25. A computerized method for generating epilepsy refractoriness predictions comprising:

providing a pretrained epilepsy refractoriness prediction model;

requesting, via a client, formatted electronic medical records data for a patient from an electronic medical records database;

mapping features from the formatted electronic medical records data into a further format;

generating an epilepsy refractoriness prediction for the patient by running the mapped features through the pretrained epilepsy refractoriness prediction model; and

generating a display representing the epilepsy refractoriness prediction.

26. The method as recited in claim 25 further comprising generating a graphical user interface for receiving an input from a user, the input being configured for generating a request for the patient's formatted electronic medical records data.

27. The method as recited in claim 25 further comprising accessing an authentication and authorization server securing the electronic medical records database and generating a prompt requiring the user to authenticate and authorize the epilepsy refractoriness prediction application to access the electronic medical records database.

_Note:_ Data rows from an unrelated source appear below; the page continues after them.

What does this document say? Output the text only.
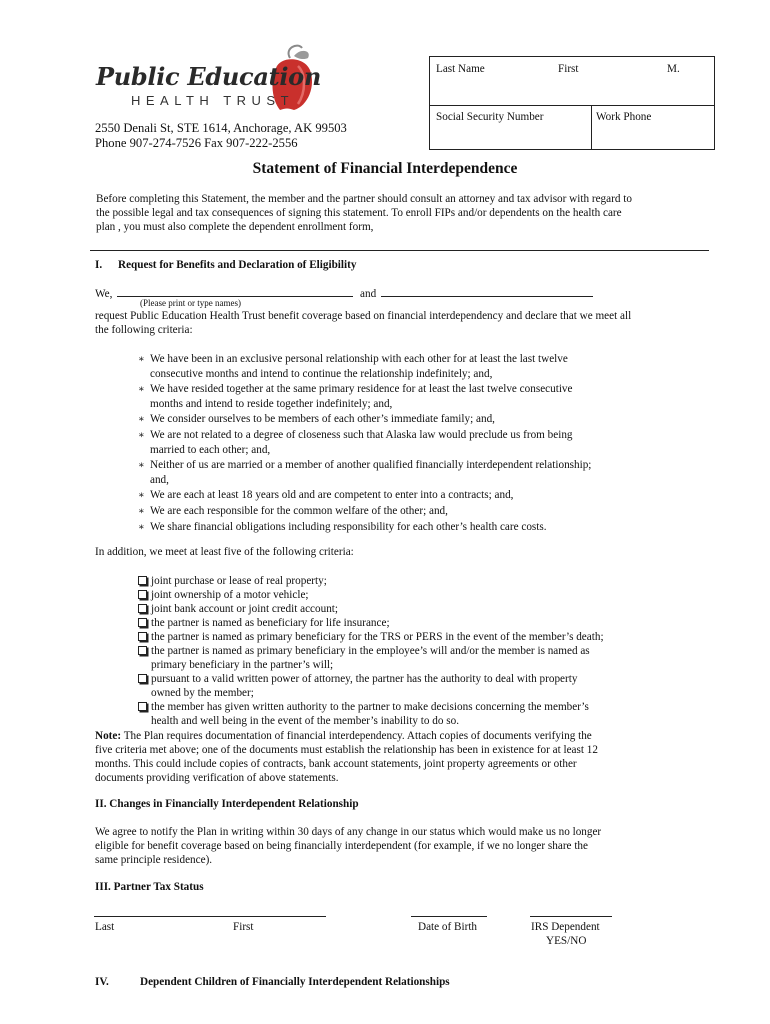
Public Education
HEALTH TRUST
2550 Denali St, STE 1614, Anchorage, AK 99503
Phone 907-274-7526 Fax 907-222-2556
Last Name	First	M.
Social Security Number	Work Phone
Statement of Financial Interdependence
Before completing this Statement, the member and the partner should consult an attorney and tax advisor with regard to
the possible legal and tax consequences of signing this statement. To enroll FIPs and/or dependents on the health care
plan , you must also complete the dependent enrollment form,
I. Request for Benefits and Declaration of Eligibility
We,	and
(Please print or type names)
request Public Education Health Trust benefit coverage based on financial interdependency and declare that we meet all
the following criteria:
∗ We have been in an exclusive personal relationship with each other for at least the last twelve
consecutive months and intend to continue the relationship indefinitely; and,
∗ We have resided together at the same primary residence for at least the last twelve consecutive
months and intend to reside together indefinitely; and,
∗ We consider ourselves to be members of each other’s immediate family; and,
∗ We are not related to a degree of closeness such that Alaska law would preclude us from being
married to each other; and,
∗ Neither of us are married or a member of another qualified financially interdependent relationship;
and,
∗ We are each at least 18 years old and are competent to enter into a contracts; and,
∗ We are each responsible for the common welfare of the other; and,
∗ We share financial obligations including responsibility for each other’s health care costs.
In addition, we meet at least five of the following criteria:
joint purchase or lease of real property;
joint ownership of a motor vehicle;
joint bank account or joint credit account;
the partner is named as beneficiary for life insurance;
the partner is named as primary beneficiary for the TRS or PERS in the event of the member’s death;
the partner is named as primary beneficiary in the employee’s will and/or the member is named as
primary beneficiary in the partner’s will;
pursuant to a valid written power of attorney, the partner has the authority to deal with property
owned by the member;
the member has given written authority to the partner to make decisions concerning the member’s
health and well being in the event of the member’s inability to do so.
Note: The Plan requires documentation of financial interdependency. Attach copies of documents verifying the
five criteria met above; one of the documents must establish the relationship has been in existence for at least 12
months. This could include copies of contracts, bank account statements, joint property agreements or other
documents providing verification of above statements.
II. Changes in Financially Interdependent Relationship
We agree to notify the Plan in writing within 30 days of any change in our status which would make us no longer
eligible for benefit coverage based on being financially interdependent (for example, if we no longer share the
same principle residence).
III. Partner Tax Status
Last	First	Date of Birth	IRS Dependent
YES/NO
IV.	Dependent Children of Financially Interdependent Relationships
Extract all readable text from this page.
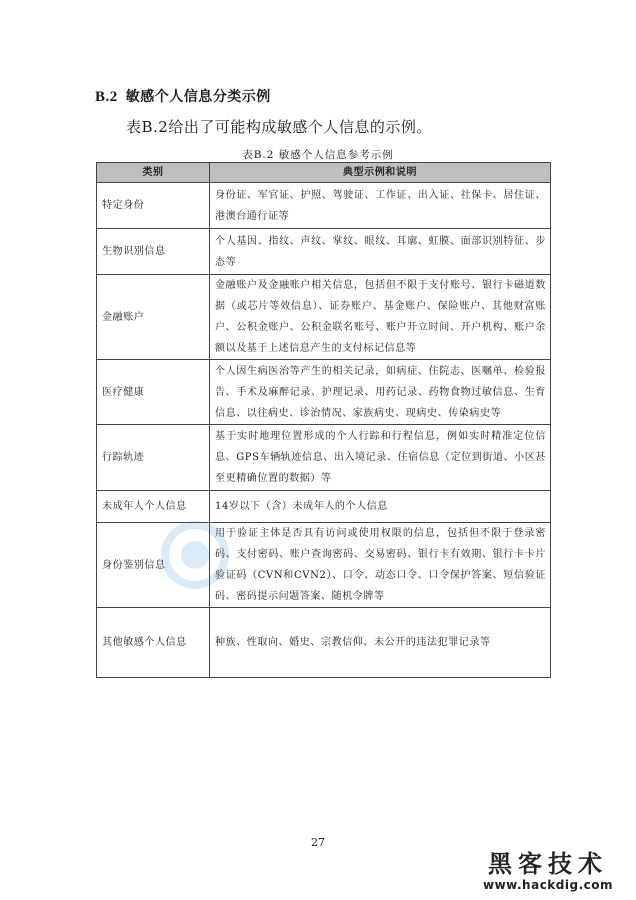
B.2 敏感个人信息分类示例
表B.2给出了可能构成敏感个人信息的示例。
表B.2 敏感个人信息参考示例
类别	典型示例和说明
特定身份	身份证、军官证、护照、驾驶证、工作证、出入证、社保卡、居住证、港澳台通行证等
生物识别信息	个人基因、指纹、声纹、掌纹、眼纹、耳廓、虹膜、面部识别特征、步态等
金融账户	金融账户及金融账户相关信息，包括但不限于支付账号、银行卡磁道数据（或芯片等效信息）、证券账户、基金账户、保险账户、其他财富账户、公积金账户、公积金联名账号、账户开立时间、开户机构、账户余额以及基于上述信息产生的支付标记信息等
医疗健康	个人因生病医治等产生的相关记录，如病症、住院志、医嘱单、检验报告、手术及麻醉记录、护理记录、用药记录、药物食物过敏信息、生育信息、以往病史、诊治情况、家族病史、现病史、传染病史等
行踪轨迹	基于实时地理位置形成的个人行踪和行程信息，例如实时精准定位信息、GPS车辆轨迹信息、出入境记录、住宿信息（定位到街道、小区甚至更精确位置的数据）等
未成年人个人信息	14岁以下（含）未成年人的个人信息
身份鉴别信息	用于验证主体是否具有访问或使用权限的信息，包括但不限于登录密码、支付密码、账户查询密码、交易密码、银行卡有效期、银行卡卡片验证码（CVN和CVN2）、口令、动态口令、口令保护答案、短信验证码、密码提示问题答案、随机令牌等
其他敏感个人信息	种族、性取向、婚史、宗教信仰、未公开的违法犯罪记录等
27
黑客技术
www.hackdig.com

28. The method as recited in claim 25 wherein the mapping the features includes representing at least some of the features in the data as events each associated with a timestamp reflecting a temporal order in the patient's electronic medical records data to map the features from the formatted electronic medical records data into the further format.

29. The method as recited in claim 28 wherein the features include demographic features, comorbidity features, ecosystem and policy features, medical encounter features and treatment features.

30. The computer platform as recited in claim 14 wherein the pretrained epilepsy refractoriness prediction model is a recurrent neural network including a plurality of layers.